Cronopio

La tradegia y 'El Padrino'

Antes de capitalizar la detención del general Cienfuegos como prueba de la decadencia del régimen neoliberal, el gobierno debería mirarse al espejo.

En cualquier relato de ficción habría provocado una mueca de incredulidad. Hasta en la literatura fantástica tal licencia narrativa habría fruncido el ceño del lector más condescendiente. Un giro inesperado que descuadra súbitamente la historia porque el espectador no imagina esa posibilidad dramática. En la tragedia mexicana de la violencia, de la corrupción y la impunidad, irrumpe bruscamente en escena un militar de cuatro estrellas en el cénit de su carrera, en la posición de mayor visibilidad, riesgo y poder de su vida. Con una blackberry en mano y como alter ego de un capo de tercer nivel y de un vulgar e inescrupuloso fiscal estatal, aparece de pronto, ante un auditorio perplejo, la sombra del poderoso 'Padrino'.

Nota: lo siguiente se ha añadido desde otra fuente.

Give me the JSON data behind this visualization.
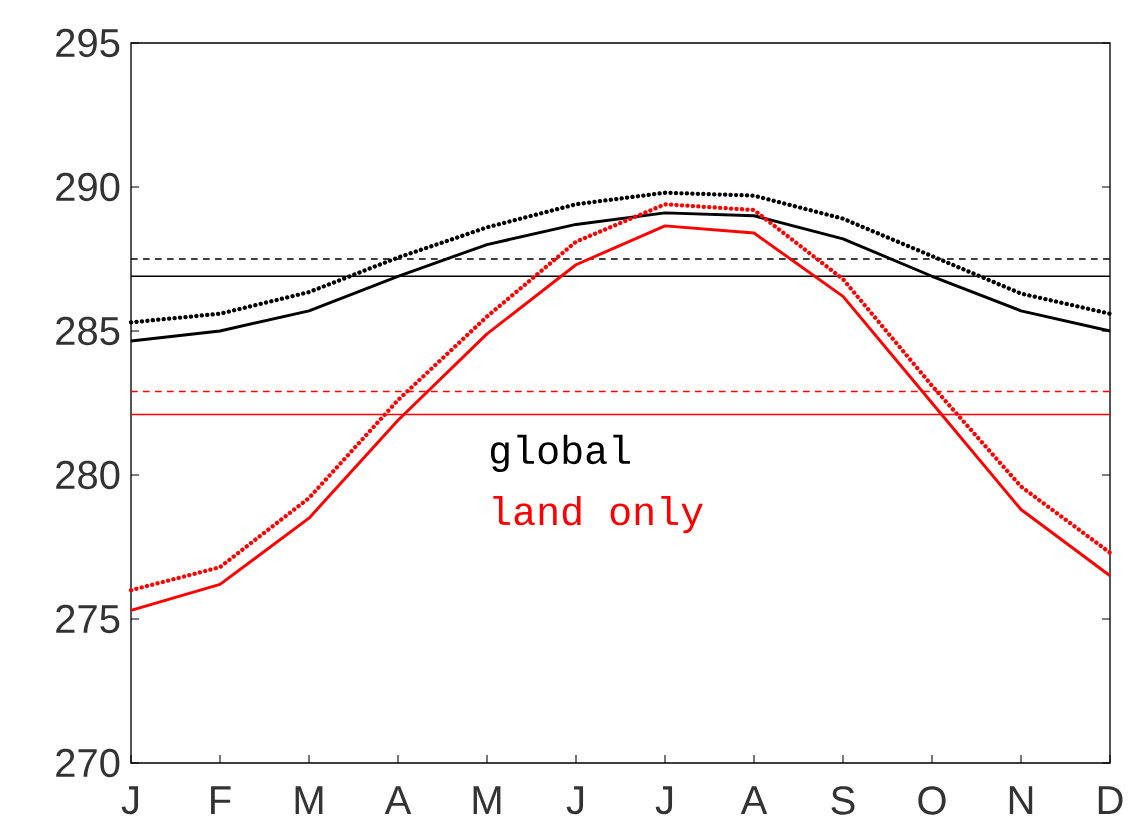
{
  "chart_data": {
    "type": "line",
    "categories": [
      "J",
      "F",
      "M",
      "A",
      "M",
      "J",
      "J",
      "A",
      "S",
      "O",
      "N",
      "D"
    ],
    "series": [
      {
        "name": "global",
        "color": "#000000",
        "line_style": "solid",
        "values": [
          284.65,
          285.0,
          285.7,
          286.9,
          288.0,
          288.7,
          289.1,
          289.0,
          288.2,
          286.9,
          285.7,
          285.0
        ]
      },
      {
        "color": "#000000",
        "line_style": "dotted",
        "values": [
          285.3,
          285.6,
          286.35,
          287.55,
          288.6,
          289.4,
          289.8,
          289.7,
          288.9,
          287.6,
          286.3,
          285.6
        ]
      },
      {
        "name": "land only",
        "color": "#ff0000",
        "line_style": "solid",
        "values": [
          275.3,
          276.2,
          278.5,
          281.9,
          284.9,
          287.3,
          288.65,
          288.4,
          286.2,
          282.5,
          278.8,
          276.5
        ]
      },
      {
        "color": "#ff0000",
        "line_style": "dotted",
        "values": [
          276.0,
          276.8,
          279.2,
          282.6,
          285.5,
          288.1,
          289.4,
          289.2,
          286.8,
          283.1,
          279.6,
          277.3
        ]
      }
    ],
    "ref_lines": [
      {
        "axis": "y",
        "value": 287.5,
        "color": "#000000",
        "line_style": "dashed"
      },
      {
        "axis": "y",
        "value": 286.9,
        "color": "#000000",
        "line_style": "solid"
      },
      {
        "axis": "y",
        "value": 282.9,
        "color": "#ff0000",
        "line_style": "dashed"
      },
      {
        "axis": "y",
        "value": 282.1,
        "color": "#ff0000",
        "line_style": "solid"
      }
    ],
    "ylim": [
      270,
      295
    ],
    "yticks": [
      270,
      275,
      280,
      285,
      290,
      295
    ],
    "grid": false,
    "marker": "none"
  }
}
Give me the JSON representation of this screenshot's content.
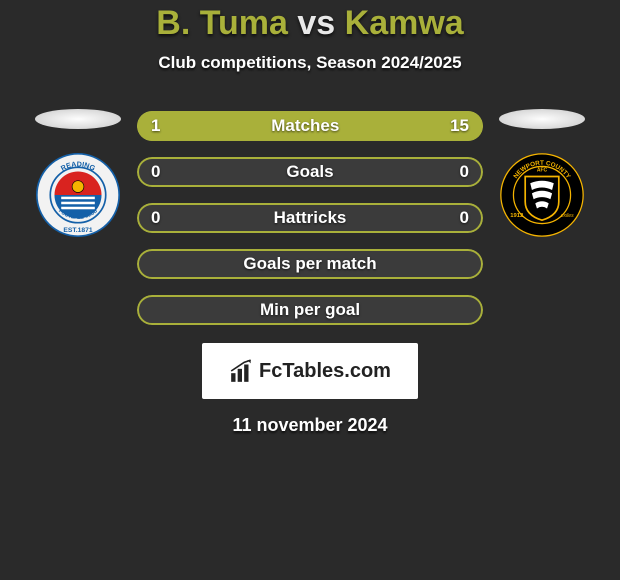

¿Uno de los hombres con mayor acceso a técnicas de inteligencia correría el riesgo de utilizar frágiles sistemas de comunicación para entenderse directa y profusamente con unos capos a salto de mata? ¿Su relación criminal inició repentinamente con la aparición de un nuevo cártel –como sugiere la acusación–, o en su trayectoria ya había noticia de roces sospechosos con los criminales? Si es el caso, ¿por qué en 50 años de carrera militar nunca se levantaron las banderas rojas? ¿Es la segunda falla de la 'investigación de antecedentes' (vetting process) que las agencias americanas realizan en el marco de la cooperación binacional en seguridad? ¿Por qué confiarle información de inteligencia especialmente sensible y hasta condecorarlo, si desde 2015 se seguía la pista de sus supuestos socios y se tenían datos de que esta organización gozaba de protección institucional? ¿Las contrapartes mexicanas son sólo buenos mientras sean útiles? ¿Este tipo de incursiones judiciales están aisladas de lógicas domésticas o geopolíticas? ¿Ni la mera cortesía sugería compartir previamente la evidencia a una administración que ha hecho hasta lo indecible por congraciarse con uno de los gobiernos más hostiles contra México? ¿No tenemos, como país, derecho a saber qué más sospechan de quienes conducen nuestras instituciones, sino hasta que van por ellos?

El episodio provoca, a bote pronto, dos reflexiones esencialmente políticas.

En primer lugar, la debilidad institucional y la crónica corrupción de nuestro país hacen creíble cualquier acción de justicia que provenga del exterior, pero al mismo tiempo ponen a la nación en una vulnerabilidad insospechada. En el país del nada pasa, todo lo debido sucede desde fuera. Pero habrá, entonces, que aceptar que la estabilidad de nuestras instituciones y de nuestra gobernabilidad quedarán a merced de la rivalidad entre agencias, de sus estrategias de infiltración, de la confiabilidad de sus fuentes, de los incentivos perversos de las delaciones premiadas y de los acuerdos confidenciales de colaboración. Por eso, antes de capitalizar el hecho como prueba de la decadencia del régimen neoliberal, el gobierno debería mirarse al espejo: sin un cambio radical en los términos de la cooperación bilateral en seguridad, sin una posición firme en el sentido de que el país no es mero espectador de sus incursiones unilaterales, los carniceros de hoy deben prepararse para ser las reses del mañana. Porque nada cambiará en el corto plazo mientras el país no desarrolle capacidades propias para hacerse cargo del problema: seguiremos a expensas de los que nos dicen o de lo que nos imponen.

En segundo lugar, la mera posibilidad de que las alegaciones formuladas contra el exsecretario de la Defensa tengan sustento, es una alerta elocuente del riesgo de seguir en la ruta de ceder funciones civiles a los poderes militares, de entreverar la política con la espada. La razón de necesidad, la impronta institucional o el pragmatismo de la incorruptible eficacia, esas narrativas que durante los últimos 20 años se han ensayado para justificar lo injustificable, son balbuceos evasivos de la realidad: la democracia constitucional peligra cuando la legitimidad política se desvanece, palidece, frente a quien ostenta fácticamente la coacción estatal. El terreno que cede el Estado democrático a la razón de la excepción, se convierte tarde o temprano en la amarga normalidad.

Es difícil prever hoy qué nuevos nudos provocará esta coyuntura. Pero lo que sí es que, en toda tragedia dramática, después de los hechos climáticos, de la peripecia, debe llegar la anagnórisis: el momento en que el personaje toma conciencia de su suerte a través de la reflexión. Y ese personaje somos todos nosotros.